At about I walked into the walk.  Hanh looked exhausted.  My managed a faint smile and nodded to say she was OK.  In the time I was away, her parents had arrived from her hometown.  Hanh and Ngan had decided not to tell them that their daughter had gone into labour to save them from any stress.  In hindsight, that turned out to be a good idea, though not necessary one I'd have chosen in the same circumstances.  My attention then turned to the centre of the room.  There was a small baby's bed, covered in a pink mosquito net.  Inside was my child dressed in pink.  I spoke to him and he seemed to recognise my voice.  I look into his eyes and felt a surge of love that will stay with me for life.  Just of innocent purity.  I picked him up, held him and started walking around the room, talking the sort of non-sense that only new fathers are allowed to speak.
 I distinctly remember saying "Why have they dressed you in pink Andrew?'' and ''Why is your bed pink?'' in my 10 minutes of rambling after which time my wife said to me ''Mark, why are you calling Isabella Andrew?''.  I stopped, looked, put two and two together and had realised my mistake.  I offered a token ''Are you sure?'' to which the response was ''You can check if you want!'' - Check mate.  I'd lost.  Andrew was in fact Isabella which seemed to make much more sense since everything was pink!

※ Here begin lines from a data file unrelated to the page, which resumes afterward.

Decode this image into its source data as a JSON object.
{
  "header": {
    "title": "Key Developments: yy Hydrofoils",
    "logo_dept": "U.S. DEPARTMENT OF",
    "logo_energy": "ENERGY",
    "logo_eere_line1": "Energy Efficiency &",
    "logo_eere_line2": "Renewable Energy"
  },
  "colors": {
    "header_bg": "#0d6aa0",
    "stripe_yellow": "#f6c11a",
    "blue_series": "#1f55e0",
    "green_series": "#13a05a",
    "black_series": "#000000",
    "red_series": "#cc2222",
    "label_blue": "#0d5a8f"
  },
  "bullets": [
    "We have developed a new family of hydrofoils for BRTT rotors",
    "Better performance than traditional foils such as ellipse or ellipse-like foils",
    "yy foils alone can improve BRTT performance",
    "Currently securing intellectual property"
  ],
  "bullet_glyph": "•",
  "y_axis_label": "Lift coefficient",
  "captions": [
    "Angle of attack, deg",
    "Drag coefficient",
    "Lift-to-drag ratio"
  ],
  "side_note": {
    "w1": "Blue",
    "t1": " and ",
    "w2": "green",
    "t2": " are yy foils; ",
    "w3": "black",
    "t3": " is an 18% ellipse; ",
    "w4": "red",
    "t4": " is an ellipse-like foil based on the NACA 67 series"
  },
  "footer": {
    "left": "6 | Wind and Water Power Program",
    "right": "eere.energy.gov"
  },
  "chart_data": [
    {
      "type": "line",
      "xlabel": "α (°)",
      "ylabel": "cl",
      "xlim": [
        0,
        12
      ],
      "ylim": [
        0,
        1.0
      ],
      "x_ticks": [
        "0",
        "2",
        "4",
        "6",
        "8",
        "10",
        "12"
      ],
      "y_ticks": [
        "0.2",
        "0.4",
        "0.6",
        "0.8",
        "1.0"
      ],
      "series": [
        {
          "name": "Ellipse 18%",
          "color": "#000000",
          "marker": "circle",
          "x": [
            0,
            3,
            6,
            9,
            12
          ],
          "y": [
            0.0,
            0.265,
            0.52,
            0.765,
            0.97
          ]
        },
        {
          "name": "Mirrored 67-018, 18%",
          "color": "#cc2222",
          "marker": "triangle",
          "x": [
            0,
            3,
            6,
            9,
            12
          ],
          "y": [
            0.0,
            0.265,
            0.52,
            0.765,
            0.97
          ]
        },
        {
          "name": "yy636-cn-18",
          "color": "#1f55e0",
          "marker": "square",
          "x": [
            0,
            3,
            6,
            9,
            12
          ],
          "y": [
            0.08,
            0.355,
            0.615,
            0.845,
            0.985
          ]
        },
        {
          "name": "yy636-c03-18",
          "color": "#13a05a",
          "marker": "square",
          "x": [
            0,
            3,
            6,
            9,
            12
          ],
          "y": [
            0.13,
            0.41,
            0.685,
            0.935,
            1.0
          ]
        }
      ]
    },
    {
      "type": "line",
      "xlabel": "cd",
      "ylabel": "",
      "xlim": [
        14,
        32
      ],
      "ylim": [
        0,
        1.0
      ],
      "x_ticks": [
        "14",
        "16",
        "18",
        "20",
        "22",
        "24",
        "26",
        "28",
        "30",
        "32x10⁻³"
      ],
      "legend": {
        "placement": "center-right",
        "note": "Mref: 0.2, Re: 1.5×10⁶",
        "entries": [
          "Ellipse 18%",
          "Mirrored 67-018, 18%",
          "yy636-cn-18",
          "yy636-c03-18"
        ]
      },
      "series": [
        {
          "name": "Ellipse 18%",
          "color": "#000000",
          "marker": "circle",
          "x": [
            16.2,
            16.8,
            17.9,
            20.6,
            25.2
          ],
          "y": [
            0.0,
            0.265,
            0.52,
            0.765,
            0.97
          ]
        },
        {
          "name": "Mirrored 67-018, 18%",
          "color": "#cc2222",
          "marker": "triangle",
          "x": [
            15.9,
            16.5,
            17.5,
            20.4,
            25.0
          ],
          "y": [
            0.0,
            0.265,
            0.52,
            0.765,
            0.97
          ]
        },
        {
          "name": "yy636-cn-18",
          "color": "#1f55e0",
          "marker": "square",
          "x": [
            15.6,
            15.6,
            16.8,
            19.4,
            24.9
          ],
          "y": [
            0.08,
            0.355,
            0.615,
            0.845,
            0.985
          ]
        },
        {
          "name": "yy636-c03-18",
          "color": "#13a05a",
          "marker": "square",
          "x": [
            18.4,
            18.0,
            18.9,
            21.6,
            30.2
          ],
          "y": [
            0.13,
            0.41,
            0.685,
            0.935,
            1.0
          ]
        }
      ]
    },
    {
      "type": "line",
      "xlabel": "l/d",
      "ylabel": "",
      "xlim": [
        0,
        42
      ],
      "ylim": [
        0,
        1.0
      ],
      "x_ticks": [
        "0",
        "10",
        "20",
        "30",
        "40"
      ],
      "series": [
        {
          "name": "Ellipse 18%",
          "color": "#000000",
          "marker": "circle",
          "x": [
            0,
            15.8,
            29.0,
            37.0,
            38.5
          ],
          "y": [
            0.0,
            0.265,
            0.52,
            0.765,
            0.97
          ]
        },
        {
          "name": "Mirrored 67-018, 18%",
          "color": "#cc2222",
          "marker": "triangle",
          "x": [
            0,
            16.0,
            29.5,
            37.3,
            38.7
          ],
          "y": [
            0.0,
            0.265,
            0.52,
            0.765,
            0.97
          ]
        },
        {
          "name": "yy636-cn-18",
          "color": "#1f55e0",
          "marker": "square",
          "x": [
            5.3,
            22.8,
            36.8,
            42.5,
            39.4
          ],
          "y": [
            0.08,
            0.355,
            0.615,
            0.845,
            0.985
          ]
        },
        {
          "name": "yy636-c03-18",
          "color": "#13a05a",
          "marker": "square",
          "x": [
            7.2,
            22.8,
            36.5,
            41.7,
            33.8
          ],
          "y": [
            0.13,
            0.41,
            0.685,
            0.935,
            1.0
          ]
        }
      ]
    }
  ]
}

Since I'd informed everyone that we'd had a boy, I knew that a bit of stick would be coming my way.  To be fair to everyone, I haven't received a lot of mickey taking for which I'm incredibly grateful.  Hopefully if you've read the previous two blogs, you'll see that I was exactly in the best place through both physical and mental exhaustion.  Hanh needed me to pick up a few things from home, so after an hour and a half, I went home, had something to eat as I was starving and updated Facebook.  I called my parents and gran to inform them of the change of gender before going back to the hospital for the 4th time.  This time, I just spent time with my family.  Hanh and Isabella spent most of the time sleeping after their earlier struggles and the in laws and I just watched them.  At about 21:30, I said my goodbyes and went to my local.  I knew that a couple of the darts team would be there so I got my first proper meal, a whiskey and watched the community shield, reflecting on what had happened in the previous 48hours and contemplating on what the future will hold.